Main Article Content
Purpose: Antibiotic misuse in children with upper respiratory tract infections is a challenge in public health. The study aimed to examine the relationships among knowledge, attitudes and practices of parents regarding antibiotic use in this group of children in Cambodia; and the prediction of parents’ knowledge, attitudes, sex, education, and family income on the parents’ practices.
Design: A cross-sectional survey with correlational predictive design.
Methods: A convenience sampling was used to recruit 258 parents who brought their children under 15 years of age to receive health services at eight health centers in Kandal province, Cambodia. Interview and self-administered questionnaires were used. Data were collected from January to March 2020 and analyzed using descriptive statistics, Pearson correlation coefficient, and multiple regression.

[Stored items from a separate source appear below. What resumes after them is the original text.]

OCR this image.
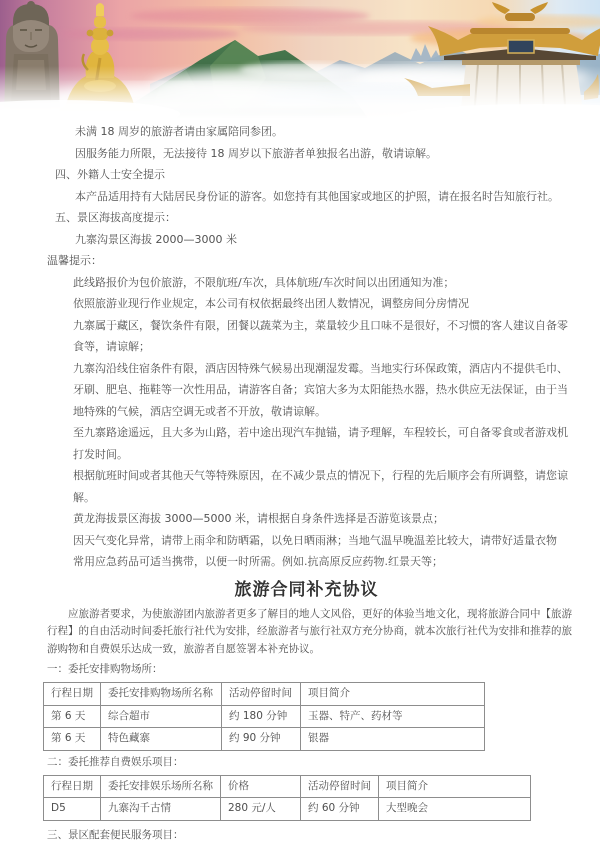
未满 18 周岁的旅游者请由家属陪同参团。
因服务能力所限，无法接待 18 周岁以下旅游者单独报名出游，敬请谅解。
四、外籍人士安全提示
本产品适用持有大陆居民身份证的游客。如您持有其他国家或地区的护照，请在报名时告知旅行社。
五、景区海拔高度提示：
九寨沟景区海拔 2000—3000 米
温馨提示：
此线路报价为包价旅游，不限航班/车次，具体航班/车次时间以出团通知为准；
依照旅游业现行作业规定，本公司有权依据最终出团人数情况，调整房间分房情况
九寨属于藏区，餐饮条件有限，团餐以蔬菜为主，菜量较少且口味不是很好，不习惯的客人建议自备零食等，请谅解；
九寨沟沿线住宿条件有限，酒店因特殊气候易出现潮湿发霉。当地实行环保政策，酒店内不提供毛巾、牙刷、肥皂、拖鞋等一次性用品，请游客自备；宾馆大多为太阳能热水器，热水供应无法保证，由于当地特殊的气候，酒店空调无或者不开放，敬请谅解。
至九寨路途遥远，且大多为山路，若中途出现汽车抛锚，请予理解，车程较长，可自备零食或者游戏机打发时间。
根据航班时间或者其他天气等特殊原因，在不减少景点的情况下，行程的先后顺序会有所调整，请您谅解。
黄龙海拔景区海拔 3000—5000 米，请根据自身条件选择是否游览该景点；
因天气变化异常，请带上雨伞和防晒霜，以免日晒雨淋；当地气温早晚温差比较大，请带好适量衣物
常用应急药品可适当携带，以便一时所需。例如.抗高原反应药物.红景天等；
旅游合同补充协议
应旅游者要求，为使旅游团内旅游者更多了解目的地人文风俗，更好的体验当地文化，现将旅游合同中【旅游行程】的自由活动时间委托旅行社代为安排，经旅游者与旅行社双方充分协商，就本次旅行社代为安排和推荐的旅游购物和自费娱乐达成一致，旅游者自愿签署本补充协议。
一：委托安排购物场所：
行程日期	委托安排购物场所名称	活动停留时间	项目简介
第 6 天	综合超市	约 180 分钟	玉器、特产、药材等
第 6 天	特色藏寨	约 90 分钟	银器
二：委托推荐自费娱乐项目：
行程日期	委托安排娱乐场所名称	价格	活动停留时间	项目简介
D5	九寨沟千古情	280 元/人	约 60 分钟	大型晚会
三、景区配套便民服务项目：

Main findings: Significant relationships between knowledge and attitudes (r = .48, p < .001), and attitudes and practices (r = .23, p < .001) were found, except that between knowledge and practices (r = .11, p = .086). While all study factors accounted for 11% of the variance explained in the parents’ practice (R2 = .11), only three factors could significantly predict the practices; that is, attitudes (β = .24, p < .01), female parent (β = .14, p < .05), and years of education (β = - .17, p < .05).
Conclusion and recommendations: Parents’ attitudes towards antibiotic use was related to their knowledge and practices; attitudes, sex and education were the predictors of parents’ practices. Thus, public-directed programs to promote antibiotic awareness is needed. Information about rational drug use should be given in formal education system. Nurses should also pay greater attention on male parents and well-educated parents during giving advice of antibiotic use.